A Proposed 'Bottom-Up' Differential Privacy Approach for Disclosure Prevention in Data Query Tool (308013)

Tom Krenzke, Westat 
*Jianzhu Li, Westat 

Keywords: disclosure risk, real-time system, hypercube, perturbation error

The Occupational Requirements Survey (ORS), conducted by the Bureau of Labor Statistics (BLS) under contract to the Social Security Administration (SSA), collects data on the requirements of work at a detailed occupation level for the overall U.S. civilian economy. BLS and SSA are interested in developing a real-time query system to provide summary tables for the users and researchers. Although ORS is not an establishment survey, the survey data are subject to the risk of disclosing the identifies of participating establishments if they have some almost unique occupations or their employees consist of a dominantly large proportion of an occupation. A “bottom-up” differential privacy approach was proposed to reduce the risk associated with the published tables from the ORS query tool. A hypercube would be created by cross-tabulating occupation and all work requirements variables, for which noise will be generated from a differentially-private algorithm, adjusted by average quote weight, and added to the records in the hypercube. The hypercube serves as the input data to the query tool.
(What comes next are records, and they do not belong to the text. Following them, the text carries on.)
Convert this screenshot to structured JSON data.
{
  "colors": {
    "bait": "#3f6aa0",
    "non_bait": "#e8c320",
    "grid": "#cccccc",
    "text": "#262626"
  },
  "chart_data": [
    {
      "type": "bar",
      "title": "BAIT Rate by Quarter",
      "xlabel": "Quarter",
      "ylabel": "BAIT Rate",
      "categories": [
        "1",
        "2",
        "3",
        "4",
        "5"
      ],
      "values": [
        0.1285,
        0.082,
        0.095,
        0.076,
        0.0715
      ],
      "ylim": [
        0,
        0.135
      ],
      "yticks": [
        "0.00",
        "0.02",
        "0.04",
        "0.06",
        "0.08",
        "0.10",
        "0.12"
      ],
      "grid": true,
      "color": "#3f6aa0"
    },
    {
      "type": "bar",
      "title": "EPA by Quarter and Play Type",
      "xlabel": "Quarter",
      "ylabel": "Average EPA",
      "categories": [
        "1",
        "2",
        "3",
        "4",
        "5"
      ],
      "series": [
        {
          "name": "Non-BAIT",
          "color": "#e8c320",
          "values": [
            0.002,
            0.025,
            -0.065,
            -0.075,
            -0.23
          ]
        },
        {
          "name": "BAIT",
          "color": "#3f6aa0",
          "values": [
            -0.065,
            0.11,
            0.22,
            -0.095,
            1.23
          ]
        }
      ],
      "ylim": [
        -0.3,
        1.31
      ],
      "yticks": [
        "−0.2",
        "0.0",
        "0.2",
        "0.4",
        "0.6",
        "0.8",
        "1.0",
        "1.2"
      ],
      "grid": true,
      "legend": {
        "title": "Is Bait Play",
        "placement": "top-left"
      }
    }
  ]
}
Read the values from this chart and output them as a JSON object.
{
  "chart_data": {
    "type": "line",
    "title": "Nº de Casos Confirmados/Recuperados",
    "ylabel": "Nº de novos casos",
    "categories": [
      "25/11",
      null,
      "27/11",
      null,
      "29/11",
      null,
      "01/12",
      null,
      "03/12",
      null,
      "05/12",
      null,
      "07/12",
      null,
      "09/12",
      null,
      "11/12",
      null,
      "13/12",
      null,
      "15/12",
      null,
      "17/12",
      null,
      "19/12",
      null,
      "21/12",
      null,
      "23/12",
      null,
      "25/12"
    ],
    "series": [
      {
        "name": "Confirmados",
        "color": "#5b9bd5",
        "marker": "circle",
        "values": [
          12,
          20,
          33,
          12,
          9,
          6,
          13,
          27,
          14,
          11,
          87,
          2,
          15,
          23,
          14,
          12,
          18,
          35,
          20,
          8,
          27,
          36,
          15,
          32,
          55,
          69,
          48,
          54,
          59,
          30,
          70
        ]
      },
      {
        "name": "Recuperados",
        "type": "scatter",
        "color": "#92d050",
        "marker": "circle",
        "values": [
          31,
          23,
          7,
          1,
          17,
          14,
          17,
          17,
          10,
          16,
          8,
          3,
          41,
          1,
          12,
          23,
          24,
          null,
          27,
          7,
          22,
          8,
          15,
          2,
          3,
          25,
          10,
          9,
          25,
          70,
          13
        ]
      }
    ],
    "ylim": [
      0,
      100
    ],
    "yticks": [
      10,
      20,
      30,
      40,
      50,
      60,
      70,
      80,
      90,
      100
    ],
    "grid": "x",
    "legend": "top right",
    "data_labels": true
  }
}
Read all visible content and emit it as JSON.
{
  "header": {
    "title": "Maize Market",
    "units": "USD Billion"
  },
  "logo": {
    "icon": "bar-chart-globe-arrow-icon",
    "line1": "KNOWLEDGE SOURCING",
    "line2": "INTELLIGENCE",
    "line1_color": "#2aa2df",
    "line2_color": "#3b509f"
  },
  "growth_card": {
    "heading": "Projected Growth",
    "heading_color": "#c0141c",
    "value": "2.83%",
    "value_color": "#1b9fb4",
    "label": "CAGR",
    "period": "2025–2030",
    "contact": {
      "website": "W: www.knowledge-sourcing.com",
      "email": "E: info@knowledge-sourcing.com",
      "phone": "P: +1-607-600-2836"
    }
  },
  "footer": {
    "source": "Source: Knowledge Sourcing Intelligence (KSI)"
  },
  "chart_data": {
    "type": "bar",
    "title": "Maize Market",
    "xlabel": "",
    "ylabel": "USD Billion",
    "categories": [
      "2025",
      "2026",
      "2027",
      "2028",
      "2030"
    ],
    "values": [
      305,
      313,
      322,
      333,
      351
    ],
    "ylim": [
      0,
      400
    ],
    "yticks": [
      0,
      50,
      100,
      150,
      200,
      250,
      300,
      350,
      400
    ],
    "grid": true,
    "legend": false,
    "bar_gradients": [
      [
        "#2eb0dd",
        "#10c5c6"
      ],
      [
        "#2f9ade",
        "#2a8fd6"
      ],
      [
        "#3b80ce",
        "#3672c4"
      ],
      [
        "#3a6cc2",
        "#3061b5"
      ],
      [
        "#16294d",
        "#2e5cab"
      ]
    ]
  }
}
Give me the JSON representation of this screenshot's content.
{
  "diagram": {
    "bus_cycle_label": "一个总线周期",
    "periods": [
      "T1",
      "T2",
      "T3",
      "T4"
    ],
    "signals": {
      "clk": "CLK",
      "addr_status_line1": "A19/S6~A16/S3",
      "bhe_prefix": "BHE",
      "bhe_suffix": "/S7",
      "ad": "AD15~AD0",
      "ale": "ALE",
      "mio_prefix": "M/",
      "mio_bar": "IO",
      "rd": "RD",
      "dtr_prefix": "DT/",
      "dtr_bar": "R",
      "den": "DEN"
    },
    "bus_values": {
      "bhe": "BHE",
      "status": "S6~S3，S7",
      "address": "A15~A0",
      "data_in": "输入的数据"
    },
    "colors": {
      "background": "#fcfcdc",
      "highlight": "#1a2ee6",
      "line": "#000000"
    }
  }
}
The tables requested by the users will be created by aggregating corresponding records in the hypercube. The hypercube can also be calibrated to the control totals derived from the original ORS data (or with small amount of noise added) at high aggregation levels to reduce the variance of the aggregated noise. For variance estimation, a formula is provided to accommodate both sampling error and perturbation error.